San Diego

The California Institutes for Science and Innovation — four high-profile interdisciplinary facilities built at a cost of $400 million — are going through a turbulent time just months before researchers move into the new buildings.

A bleak financial outlook, caused by fiscal difficulties at state level, is widely believed to have contributed to the departure of Marvin Cassman, head of one of the new facilities — the Institute for Bioengineering, Biotechnology and Quantitative Biomedical Research (QB3). Cassman, a former director of the US National Institute of General Medical Sciences who was appointed with much fanfare in 2002, quietly quit late last month and did not respond to requests for an interview.

Shaky start: the San Francisco labs of the University of California's QB3 Institute, which has lost its inaugural director. Credit: UCSF

The institutes are designed to channel expertise from across the University of California (UC) campuses into scientific discoveries that will spur statewide economic development. They were to have had an annual budget of at least $10 million each for operating costs. But California is going through a fiscal crisis. The proposed budget for the next financial year, which will be finalized by July, cuts $370 million from the total UC budget and hands the centres just $1 million each.

Because scientists at the institutes will fund their research through external grants, the researchers say they are confident that good science will still get done at the new facilities. But many fear that their efforts could be held back by problems with operating costs. Keith Yamamoto, a biochemist at UC San Francisco and executive vice-dean of the university's medical school, says the issue is of “grave concern”.
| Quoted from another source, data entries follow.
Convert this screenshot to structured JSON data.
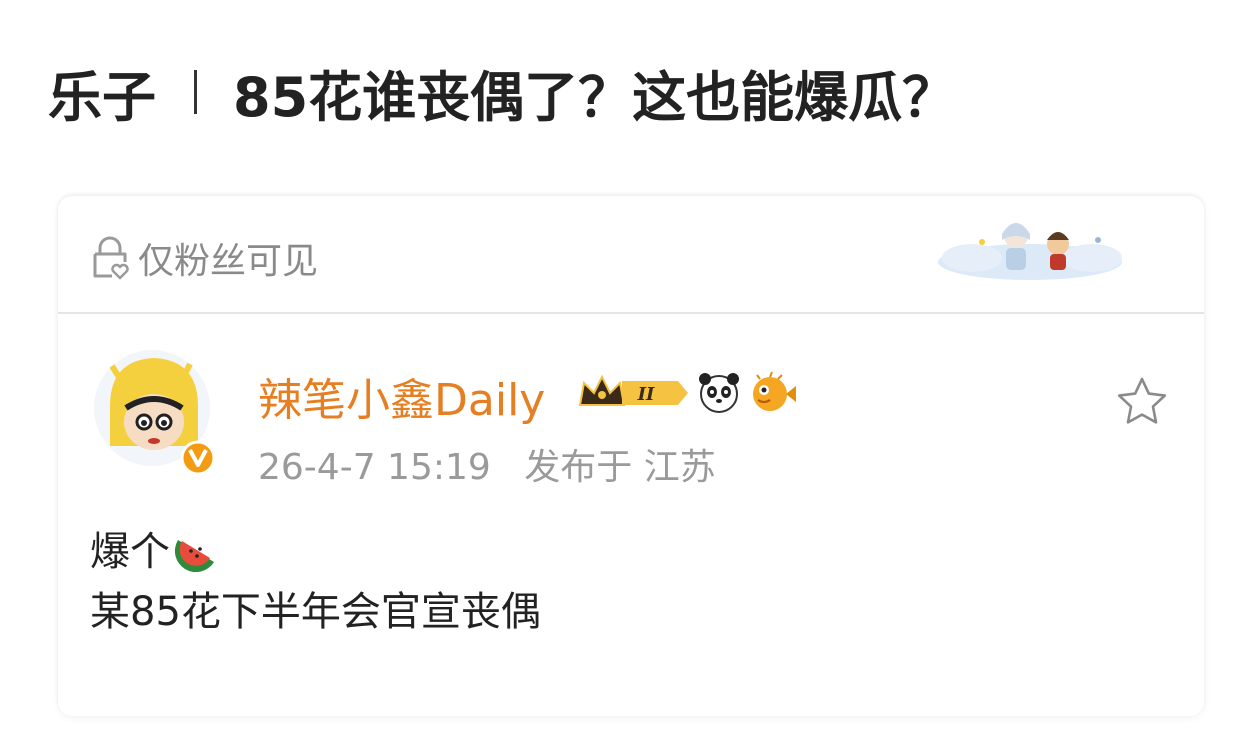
{
  "headline": {
    "category": "乐子",
    "title": "85花谁丧偶了？这也能爆瓜？"
  },
  "card": {
    "visibility_label": "仅粉丝可见",
    "visibility_icon": "lock-heart-icon",
    "sticker_icon": "character-sticker-icon",
    "post": {
      "author_name": "辣笔小鑫Daily",
      "author_color": "#e67e22",
      "verified_icon": "verified-v-icon",
      "badges": [
        "crown-level-badge-icon",
        "panda-icon",
        "pufferfish-icon"
      ],
      "level_label": "II",
      "date": "26-4-7 15:19",
      "location": "发布于 江苏",
      "favorite_icon": "star-icon",
      "lines": [
        {
          "text": "爆个",
          "emoji": "watermelon-icon"
        },
        {
          "text": "某85花下半年会官宣丧偶"
        }
      ]
    }
  }
}
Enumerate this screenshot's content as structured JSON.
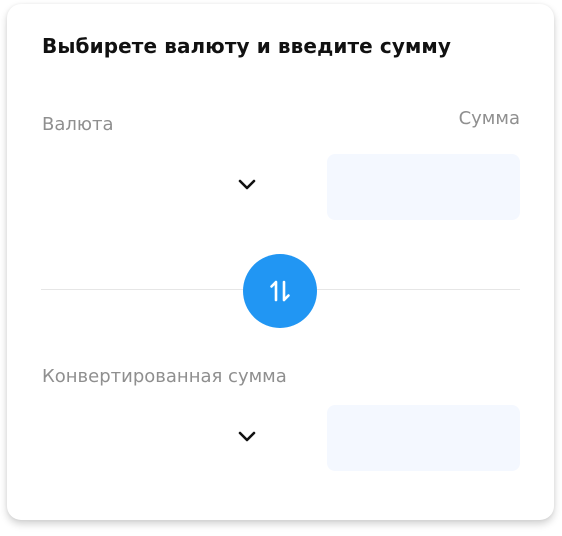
{
  "converter": {
    "title": "Выбирете валюту и введите сумму",
    "currency_label": "Валюта",
    "amount_label": "Сумма",
    "converted_label": "Конвертированная сумма",
    "from_currency": {
      "selected": ""
    },
    "to_currency": {
      "selected": ""
    },
    "amount_input": {
      "value": "",
      "placeholder": ""
    },
    "converted_output": {
      "value": "",
      "placeholder": ""
    }
  },
  "icons": {
    "dropdown": "chevron-down-icon",
    "swap": "swap-arrows-icon"
  },
  "colors": {
    "accent": "#2196f3",
    "input_background": "#f4f8ff",
    "label_text": "#8f8f8f",
    "title_text": "#111111",
    "divider": "#e6e6e6"
  }
}
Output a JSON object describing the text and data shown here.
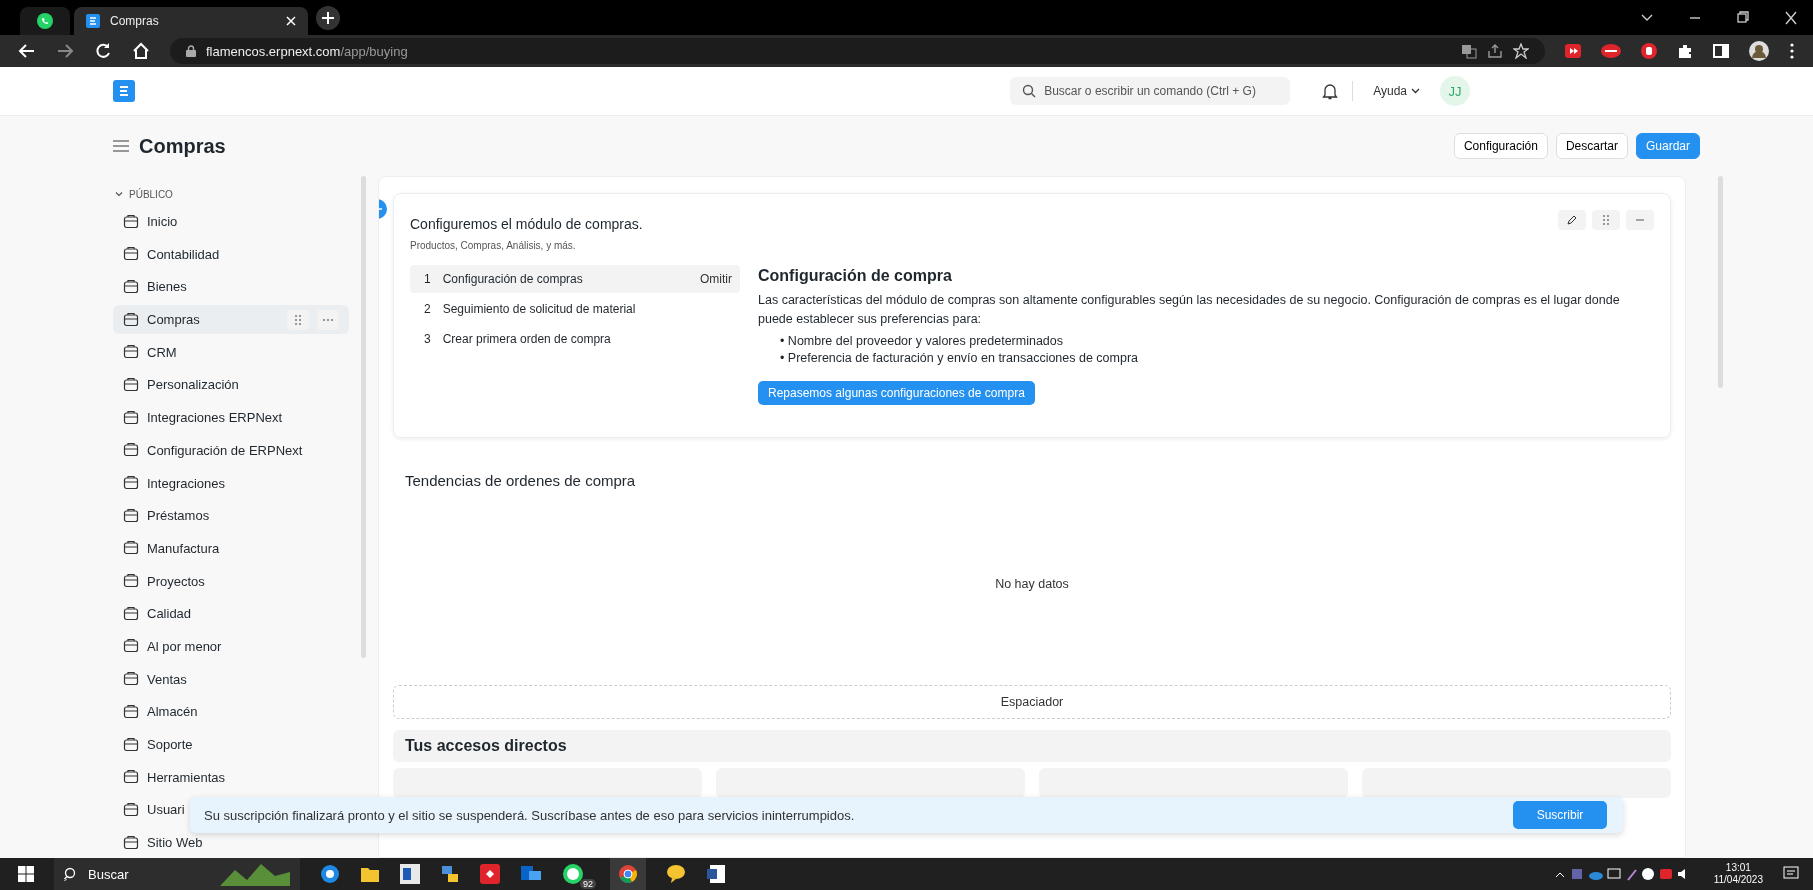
{
  "browser": {
    "tabs": [
      {
        "kind": "pinned",
        "selected": false
      },
      {
        "kind": "page",
        "title": "Compras",
        "selected": true
      }
    ],
    "url_host": "flamencos.erpnext.com",
    "url_path": "/app/buying"
  },
  "navbar": {
    "search": {
      "placeholder": "Buscar o escribir un comando (Ctrl + G)"
    },
    "help": "Ayuda",
    "avatar": "JJ"
  },
  "page": {
    "title": "Compras",
    "buttons": [
      {
        "label": "Configuración",
        "kind": "default"
      },
      {
        "label": "Descartar",
        "kind": "default"
      },
      {
        "label": "Guardar",
        "kind": "primary"
      }
    ]
  },
  "sidebar": {
    "section": "PÚBLICO",
    "expanded": true,
    "items": [
      {
        "label": "Inicio",
        "selected": false
      },
      {
        "label": "Contabilidad",
        "selected": false
      },
      {
        "label": "Bienes",
        "selected": false
      },
      {
        "label": "Compras",
        "selected": true
      },
      {
        "label": "CRM",
        "selected": false
      },
      {
        "label": "Personalización",
        "selected": false
      },
      {
        "label": "Integraciones ERPNext",
        "selected": false
      },
      {
        "label": "Configuración de ERPNext",
        "selected": false
      },
      {
        "label": "Integraciones",
        "selected": false
      },
      {
        "label": "Préstamos",
        "selected": false
      },
      {
        "label": "Manufactura",
        "selected": false
      },
      {
        "label": "Proyectos",
        "selected": false
      },
      {
        "label": "Calidad",
        "selected": false
      },
      {
        "label": "Al por menor",
        "selected": false
      },
      {
        "label": "Ventas",
        "selected": false
      },
      {
        "label": "Almacén",
        "selected": false
      },
      {
        "label": "Soporte",
        "selected": false
      },
      {
        "label": "Herramientas",
        "selected": false
      },
      {
        "label": "Usuari",
        "selected": false
      },
      {
        "label": "Sitio Web",
        "selected": false
      }
    ]
  },
  "onboarding": {
    "title": "Configuremos el módulo de compras.",
    "subtitle": "Productos, Compras, Análisis, y más.",
    "steps": [
      {
        "number": "1",
        "label": "Configuración de compras",
        "selected": true,
        "action": "Omitir"
      },
      {
        "number": "2",
        "label": "Seguimiento de solicitud de material",
        "selected": false
      },
      {
        "number": "3",
        "label": "Crear primera orden de compra",
        "selected": false
      }
    ],
    "detail": {
      "title": "Configuración de compra",
      "text": "Las características del módulo de compras son altamente configurables según las necesidades de su negocio. Configuración de compras es el lugar donde puede establecer sus preferencias para:",
      "bullets": [
        {
          "marker": "•",
          "text": "Nombre del proveedor y valores predeterminados"
        },
        {
          "marker": "•",
          "text": "Preferencia de facturación y envío en transacciones de compra"
        }
      ],
      "button": "Repasemos algunas configuraciones de compra"
    }
  },
  "chart": {
    "title": "Tendencias de ordenes de compra",
    "empty_text": "No hay datos"
  },
  "spacer": "Espaciador",
  "shortcuts": {
    "title": "Tus accesos directos"
  },
  "banner": {
    "text": "Su suscripción finalizará pronto y el sitio se suspenderá. Suscríbase antes de eso para servicios ininterrumpidos.",
    "button": "Suscribir"
  },
  "taskbar": {
    "search": "Buscar",
    "badge": "92",
    "time": "13:01",
    "date": "11/04/2023"
  }
}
At the California Institute for Telecommunications and Information Technology, based at the UC San Diego and Irvine campuses, director Larry Smarr says that they are “slowing down the growth” of programmes and may not initially occupy the entire new San Diego building. Administrators at the campuses that host the other two centres — the California NanoSystems Institute at Los Angeles and Santa Barbara and the Center for Information Technology Research in the Interest of Society at four campuses — say that they will use university funds to pay the operating costs.

QB3 will be run until 30 June by Graham Fleming, director of physical biosciences at UC Berkeley. Officials are exploring options for QB3's directorship after then.